WASHINGTON -- General Motors restructuring plan, demanded by the federal government, is coming together, but work remains to be done, GM CEO Rick Wagoner said today.
Were making progress where we need to make progress, Wagoner told reporters on a visit to Capitol Hill. He declined to identify any major hurdle but noted that the time horizon is short, and there are a lot of pieces coming together.
GM and Chrysler LLC are required to present viability plans to the Treasury Department by Tuesday, Feb. 17. The Bush administration demanded the plans as a condition of pledging $17.4 billion in emergency loans to the automakers last December.
Wagoner said the work force and salary cuts GM announced today were a painful part of adjusting operations to market realities. He said they were not specifically designed to comply with federal demands, although he added that the plan requires GM to determine the resource level we can afford.
If the government determines the automakers plans do not show long-term viability, the federal loans must be repaid -- a step that could push the companies into bankruptcy. The Obama administration has not changed the conditions of the loans set by the administration of former President George W. Bush.
Wagoner met privately today with new chairmen of key congressional committees: Rep. Henry Waxman, D-Calif., chairman of the House Energy and Commerce Committee; Rep. Edward Markey, D-Mass., chairman of that panels environmental subcommittee; and Sen. John Rockefeller, D-W.Va., chairman of the Senate Commerce Committee.
Wagoner also met with Rep. Sander Levin, D-Mich.
GM spokesman Greg Martin said the visits were courtesy calls with no specific agenda.
Waxman could be crucial to the automakers future. A frequent critic of the industry, he is a strong proponent of state greenhouse gas rules and of a national cap-and-trade program to combat climate change.
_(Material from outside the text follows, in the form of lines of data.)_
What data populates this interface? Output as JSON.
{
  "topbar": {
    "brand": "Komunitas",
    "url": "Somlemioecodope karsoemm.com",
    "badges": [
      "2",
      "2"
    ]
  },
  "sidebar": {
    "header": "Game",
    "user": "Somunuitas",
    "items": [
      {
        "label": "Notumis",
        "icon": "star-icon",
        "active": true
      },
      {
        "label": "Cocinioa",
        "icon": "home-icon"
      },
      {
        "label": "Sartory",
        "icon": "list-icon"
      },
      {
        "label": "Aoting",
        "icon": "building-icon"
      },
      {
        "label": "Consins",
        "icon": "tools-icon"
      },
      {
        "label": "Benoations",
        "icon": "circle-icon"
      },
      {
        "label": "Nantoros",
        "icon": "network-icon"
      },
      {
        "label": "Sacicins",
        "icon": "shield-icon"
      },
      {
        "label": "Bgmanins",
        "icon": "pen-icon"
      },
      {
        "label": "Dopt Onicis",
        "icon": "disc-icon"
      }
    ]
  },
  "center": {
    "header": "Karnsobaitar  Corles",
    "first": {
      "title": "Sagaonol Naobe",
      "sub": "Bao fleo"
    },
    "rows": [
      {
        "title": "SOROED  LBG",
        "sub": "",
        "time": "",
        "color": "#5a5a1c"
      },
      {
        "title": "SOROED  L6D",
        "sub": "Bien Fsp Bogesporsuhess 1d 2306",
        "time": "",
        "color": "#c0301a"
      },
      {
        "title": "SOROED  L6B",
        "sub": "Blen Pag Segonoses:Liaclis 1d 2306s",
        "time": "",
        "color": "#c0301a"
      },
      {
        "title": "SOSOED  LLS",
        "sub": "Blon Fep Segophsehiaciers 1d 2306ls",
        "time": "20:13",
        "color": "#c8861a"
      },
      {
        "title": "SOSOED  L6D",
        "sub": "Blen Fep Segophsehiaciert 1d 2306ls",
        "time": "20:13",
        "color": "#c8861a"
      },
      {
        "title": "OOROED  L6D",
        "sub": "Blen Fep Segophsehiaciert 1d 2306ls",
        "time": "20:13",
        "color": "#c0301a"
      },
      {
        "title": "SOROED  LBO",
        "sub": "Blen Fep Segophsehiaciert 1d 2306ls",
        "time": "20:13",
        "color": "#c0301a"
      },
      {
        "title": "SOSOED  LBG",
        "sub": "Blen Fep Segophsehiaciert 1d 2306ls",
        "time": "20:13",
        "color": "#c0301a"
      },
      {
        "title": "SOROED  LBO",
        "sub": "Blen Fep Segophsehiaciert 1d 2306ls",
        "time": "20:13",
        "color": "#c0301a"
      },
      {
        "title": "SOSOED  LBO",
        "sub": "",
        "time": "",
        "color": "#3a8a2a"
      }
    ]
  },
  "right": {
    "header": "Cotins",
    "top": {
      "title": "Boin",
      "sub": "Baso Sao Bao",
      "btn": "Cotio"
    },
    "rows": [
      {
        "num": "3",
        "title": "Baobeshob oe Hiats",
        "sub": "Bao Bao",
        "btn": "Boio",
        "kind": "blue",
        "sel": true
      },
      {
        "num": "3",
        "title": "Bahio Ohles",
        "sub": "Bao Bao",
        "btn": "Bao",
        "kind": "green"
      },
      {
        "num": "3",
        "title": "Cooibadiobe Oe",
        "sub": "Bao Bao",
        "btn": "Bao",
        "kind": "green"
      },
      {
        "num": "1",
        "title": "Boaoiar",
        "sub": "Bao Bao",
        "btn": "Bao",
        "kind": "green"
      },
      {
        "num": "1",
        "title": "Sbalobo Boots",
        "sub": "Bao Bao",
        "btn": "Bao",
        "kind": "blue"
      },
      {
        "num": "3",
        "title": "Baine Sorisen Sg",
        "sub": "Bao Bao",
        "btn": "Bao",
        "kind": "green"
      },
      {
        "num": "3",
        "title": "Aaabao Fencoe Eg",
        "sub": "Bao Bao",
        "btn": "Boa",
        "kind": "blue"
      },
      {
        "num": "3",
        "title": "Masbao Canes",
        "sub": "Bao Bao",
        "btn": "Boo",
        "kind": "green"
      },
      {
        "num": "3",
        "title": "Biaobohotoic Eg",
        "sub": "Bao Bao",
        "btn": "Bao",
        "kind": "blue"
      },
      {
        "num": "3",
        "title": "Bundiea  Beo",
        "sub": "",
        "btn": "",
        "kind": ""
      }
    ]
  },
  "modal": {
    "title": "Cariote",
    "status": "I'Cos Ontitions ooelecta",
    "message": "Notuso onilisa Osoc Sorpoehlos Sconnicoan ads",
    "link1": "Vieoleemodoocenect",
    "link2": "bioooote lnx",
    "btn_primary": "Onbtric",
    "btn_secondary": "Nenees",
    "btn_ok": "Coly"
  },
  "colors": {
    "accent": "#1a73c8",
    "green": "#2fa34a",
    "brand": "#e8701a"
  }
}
The industry says it needs a single national standard to deal with fuel economy and climate change -- preferably the fuel economy program administered by the Transportation Department.
Wagoner said climate change was among the topics of his meeting with Waxman. He declined to characterize the discussion. Waxman did not meet with reporters.
I appreciated the chance to sit down, Wagoner said. Obviously the chairman is very well-informed on the issues, so it was good for us to hear his views.